A Portland policy that allows private tow companies to hold stolen cars for ransom may die before spring this year. Frustrated Portlanders who think it's unfair to charge victims of motor vehicle theft hundreds of dollars to retrieve their cars have a chance to tell the city how to fix its policy.

The Portland Police Bureau has opened its directive on stolen vehicles to public comment until Jan. 30, which means anyone can offer a suggestion to improve the process for recovering missing cars and trucks.

The number of stolen cars has skyrocketed in Portland over the last three years, in part because of two Oregon Court of Appeals decisions that prosecutors say has made it extremely difficult to convict thieves. More than 6,500 vehicles were stolen last year, the highest number of thefts since 1997.

About 4,000 of those victims had to pay private tow companies to get their car back in 2017.

Under the current policy, Portland police officers can give owners 30 minutes to pick up their recovered vehicle. If they can't make it in time, the officers call for a tow truck. Owners then have to pay at least $184—but many pay more for storage costs that start piling up shortly after the car arrives on the tow lot.
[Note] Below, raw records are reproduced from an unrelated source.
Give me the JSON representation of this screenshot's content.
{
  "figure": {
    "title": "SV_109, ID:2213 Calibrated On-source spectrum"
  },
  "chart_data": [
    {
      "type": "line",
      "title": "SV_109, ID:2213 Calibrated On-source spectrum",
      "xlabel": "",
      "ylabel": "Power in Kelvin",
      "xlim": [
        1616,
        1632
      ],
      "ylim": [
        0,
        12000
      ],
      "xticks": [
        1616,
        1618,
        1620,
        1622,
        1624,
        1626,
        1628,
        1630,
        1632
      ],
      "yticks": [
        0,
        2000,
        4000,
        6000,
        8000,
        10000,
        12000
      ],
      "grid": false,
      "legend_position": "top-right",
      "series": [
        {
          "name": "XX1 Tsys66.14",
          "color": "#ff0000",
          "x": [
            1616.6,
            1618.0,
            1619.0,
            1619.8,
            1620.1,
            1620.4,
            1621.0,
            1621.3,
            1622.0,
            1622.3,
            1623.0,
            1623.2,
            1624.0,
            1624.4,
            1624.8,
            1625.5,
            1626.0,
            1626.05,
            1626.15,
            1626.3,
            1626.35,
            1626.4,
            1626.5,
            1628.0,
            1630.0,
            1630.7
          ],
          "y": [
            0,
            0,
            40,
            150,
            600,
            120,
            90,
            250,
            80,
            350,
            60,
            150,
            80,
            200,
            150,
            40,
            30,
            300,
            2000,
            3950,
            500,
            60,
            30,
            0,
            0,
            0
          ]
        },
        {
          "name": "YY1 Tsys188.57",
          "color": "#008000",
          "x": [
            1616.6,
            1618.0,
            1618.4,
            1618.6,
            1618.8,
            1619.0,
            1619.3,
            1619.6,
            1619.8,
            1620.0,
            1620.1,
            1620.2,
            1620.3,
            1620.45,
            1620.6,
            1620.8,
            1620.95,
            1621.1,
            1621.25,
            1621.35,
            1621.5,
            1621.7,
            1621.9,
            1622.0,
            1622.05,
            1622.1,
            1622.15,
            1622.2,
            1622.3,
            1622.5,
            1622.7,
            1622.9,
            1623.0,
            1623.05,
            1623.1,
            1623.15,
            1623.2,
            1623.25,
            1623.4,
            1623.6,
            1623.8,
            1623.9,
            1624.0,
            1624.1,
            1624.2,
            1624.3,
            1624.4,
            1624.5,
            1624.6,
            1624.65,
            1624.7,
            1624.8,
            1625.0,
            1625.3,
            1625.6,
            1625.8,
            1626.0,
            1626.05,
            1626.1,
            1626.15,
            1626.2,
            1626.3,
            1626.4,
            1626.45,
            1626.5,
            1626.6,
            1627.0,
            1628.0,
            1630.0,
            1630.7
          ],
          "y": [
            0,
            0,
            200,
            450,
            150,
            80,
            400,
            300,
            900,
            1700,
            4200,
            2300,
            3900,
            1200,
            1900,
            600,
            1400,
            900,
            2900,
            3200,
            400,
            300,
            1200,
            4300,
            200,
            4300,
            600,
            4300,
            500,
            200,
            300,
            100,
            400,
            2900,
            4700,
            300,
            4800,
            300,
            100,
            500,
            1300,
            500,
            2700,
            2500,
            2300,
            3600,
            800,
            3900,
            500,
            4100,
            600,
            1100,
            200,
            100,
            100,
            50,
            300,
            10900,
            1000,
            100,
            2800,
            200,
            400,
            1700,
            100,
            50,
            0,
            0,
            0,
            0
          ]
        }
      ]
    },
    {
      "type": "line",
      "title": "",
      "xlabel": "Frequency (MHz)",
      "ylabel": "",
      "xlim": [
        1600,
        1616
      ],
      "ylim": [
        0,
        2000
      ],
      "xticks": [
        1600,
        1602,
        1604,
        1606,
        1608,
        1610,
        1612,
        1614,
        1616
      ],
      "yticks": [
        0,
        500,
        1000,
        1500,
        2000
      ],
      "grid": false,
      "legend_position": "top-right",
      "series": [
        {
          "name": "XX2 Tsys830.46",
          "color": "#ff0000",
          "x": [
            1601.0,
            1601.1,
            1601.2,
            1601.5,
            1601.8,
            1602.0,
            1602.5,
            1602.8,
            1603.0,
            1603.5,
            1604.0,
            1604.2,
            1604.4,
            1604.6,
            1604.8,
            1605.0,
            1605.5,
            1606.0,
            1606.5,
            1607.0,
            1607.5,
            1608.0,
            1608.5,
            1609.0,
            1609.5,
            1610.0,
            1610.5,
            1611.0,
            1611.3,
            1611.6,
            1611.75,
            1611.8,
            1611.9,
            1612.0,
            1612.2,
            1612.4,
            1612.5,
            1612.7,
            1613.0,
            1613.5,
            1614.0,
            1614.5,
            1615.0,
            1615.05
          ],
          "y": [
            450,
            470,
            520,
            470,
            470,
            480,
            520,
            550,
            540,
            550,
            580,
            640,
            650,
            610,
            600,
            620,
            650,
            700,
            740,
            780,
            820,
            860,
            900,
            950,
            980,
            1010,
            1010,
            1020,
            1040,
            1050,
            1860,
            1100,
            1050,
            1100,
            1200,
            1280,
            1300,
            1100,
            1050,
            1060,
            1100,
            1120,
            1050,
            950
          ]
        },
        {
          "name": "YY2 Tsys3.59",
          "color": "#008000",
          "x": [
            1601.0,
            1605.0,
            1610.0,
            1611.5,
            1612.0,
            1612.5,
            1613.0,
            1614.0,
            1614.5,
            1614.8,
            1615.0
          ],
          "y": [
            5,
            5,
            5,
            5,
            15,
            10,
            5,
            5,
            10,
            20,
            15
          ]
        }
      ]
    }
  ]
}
In late December, Mayor Ted Wheeler vowed to change the policy that robs victims of theft a second time. Wheeler told WW that the city's directives were "adding insult to injury" for victims of auto theft.

He said he would consider making Portland's rules more like those in Seattle, where police give the vehicle owner an option to have the car left where it is found until they can pick it up.

Wheeler and PPB appear to be making good on their promises to change the costly policy. The directive will go through two comment periods before changes are finalized and approved by police chief Danielle Outlaw. The finalized policy goes into effect after being published online for 30 days.